Having noticed the demand, iSpace decided to go the other way, by developing small-capacity launch vehicles with stronger thrust while most of its competitors are working on adding the payload to their launch vehicles. Currently, there are two mainstream propellants for commercial launch vehicles, solid fuel and liquid fuel. Compared to solid-fuel vehicles, liquid-fuel engines have stronger thrust, which means they can carry larger vehicles and more satellites in a single mission. But technically, liquid-fuel vehicles are trickier than solid-fuel ones, which is why most Chinese players choose to start with the latter. iSpace was not an exception. With a team of former employees of state-owned rocket research institutions, the company soon took the lead on the track. As of now, iSpace is the only Chinese private company to launch a solid-fuel rocket into sub-orbit successfully. Later on, the company didn’t work on higher-payload vehicles as its competitors do; instead, it chose to go small and go cheap. The company moved to make a small-capacity liquid-fuel reusable launch vehicle, which can load enough amount of small satellites with a much lower launch price per satellite. At the end of last month, the company became the first Chinese private company to successfully complete two ground tests of its liquid-fuel engine, which makes it ahead of its peers, who are dedicated to build big rockets.

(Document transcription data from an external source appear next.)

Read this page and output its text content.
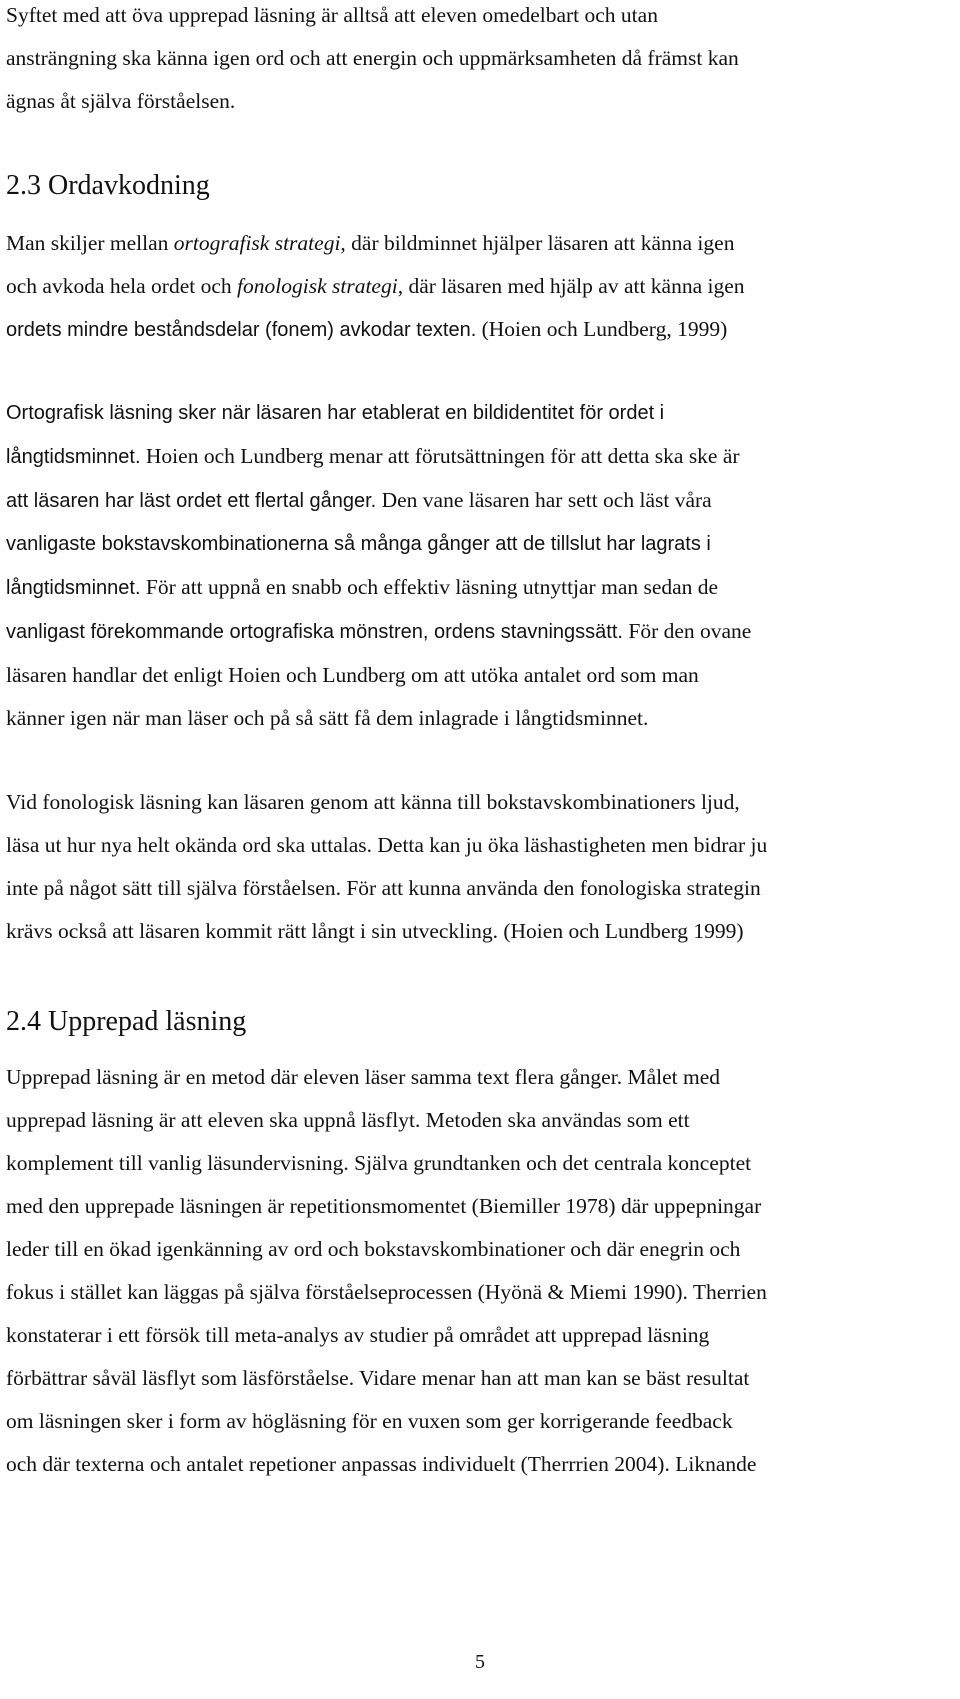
Syftet med att öva upprepad läsning är alltså att eleven omedelbart och utan
ansträngning ska känna igen ord och att energin och uppmärksamheten då främst kan
ägnas åt själva förståelsen.

2.3 Ordavkodning

Man skiljer mellan ortografisk strategi, där bildminnet hjälper läsaren att känna igen
och avkoda hela ordet och fonologisk strategi, där läsaren med hjälp av att känna igen
ordets mindre beståndsdelar (fonem) avkodar texten. (Hoien och Lundberg, 1999)

Ortografisk läsning sker när läsaren har etablerat en bildidentitet för ordet i
långtidsminnet. Hoien och Lundberg menar att förutsättningen för att detta ska ske är
att läsaren har läst ordet ett flertal gånger. Den vane läsaren har sett och läst våra
vanligaste bokstavskombinationerna så många gånger att de tillslut har lagrats i
långtidsminnet. För att uppnå en snabb och effektiv läsning utnyttjar man sedan de
vanligast förekommande ortografiska mönstren, ordens stavningssätt. För den ovane
läsaren handlar det enligt Hoien och Lundberg om att utöka antalet ord som man
känner igen när man läser och på så sätt få dem inlagrade i långtidsminnet.

Vid fonologisk läsning kan läsaren genom att känna till bokstavskombinationers ljud,
läsa ut hur nya helt okända ord ska uttalas. Detta kan ju öka läshastigheten men bidrar ju
inte på något sätt till själva förståelsen. För att kunna använda den fonologiska strategin
krävs också att läsaren kommit rätt långt i sin utveckling. (Hoien och Lundberg 1999)

2.4 Upprepad läsning

Upprepad läsning är en metod där eleven läser samma text flera gånger. Målet med
upprepad läsning är att eleven ska uppnå läsflyt. Metoden ska användas som ett
komplement till vanlig läsundervisning. Själva grundtanken och det centrala konceptet
med den upprepade läsningen är repetitionsmomentet (Biemiller 1978) där uppepningar
leder till en ökad igenkänning av ord och bokstavskombinationer och där enegrin och
fokus i stället kan läggas på själva förståelseprocessen (Hyönä & Miemi 1990). Therrien
konstaterar i ett försök till meta-analys av studier på området att upprepad läsning
förbättrar såväl läsflyt som läsförståelse. Vidare menar han att man kan se bäst resultat
om läsningen sker i form av högläsning för en vuxen som ger korrigerande feedback
och där texterna och antalet repetioner anpassas individuelt (Therrrien 2004). Liknande

5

The small-and-cheap strategy convinced not only satellite launchers but also a large number of investors. Up until now, the company has been backed by renowned companies/VCs like Fosun Group, SHUNWEI Capital, CITIC Juxin, and MatrixPartners China, with total funding of over CNY 700 million. According to people familiar with the matter, the company is in the process of completing a Series B financing, targeting a CNY 6 billion post-money valuation.
However, in this business, which is both technology and capital intensive, the support iSpace has is far from enough.
While iSpace is ahead of most of its domestic competitors, it’s still going to take years to catch up to world-leading companies like SpaceX. Currently, SpaceX has already commercialized its Merlin-1D liquid-fuel reusable launch vehicle, gained nearly 2.5 billion revenue in the past year. The company is estimated to be valued at USD 40 billion.
There are many reasons for the huge gap. For a start, the US started commercialization of spaceflight industry in the 1980s, which was much earlier than China. This has taken the country way ahead of the construction of the industrial chain. What’s more, the disconnection of state and private sectors has also made it hard for a Chinese private spaceflight company to compare with that of the US. The disconnection comes both financially and strategically. In total, SpaceX got USD 3.14 billion in orders from NASA, while so far, China’s military and government orders are exclusive for state-owned institutions. Also, SpaceX has received more than 500 million investments or grants from government or organizations like NASA, while Chinese private spaceflight companies are completely backed by private capital.
It is still going to take a lot of time and external support for iSpace to catch up with world-leading companies like SpaceX. Nonetheless, with the solid technical background and a clear strategy, iSpace already has what it takes to be the first to scale up the satellite launch service in China and make a name for itself.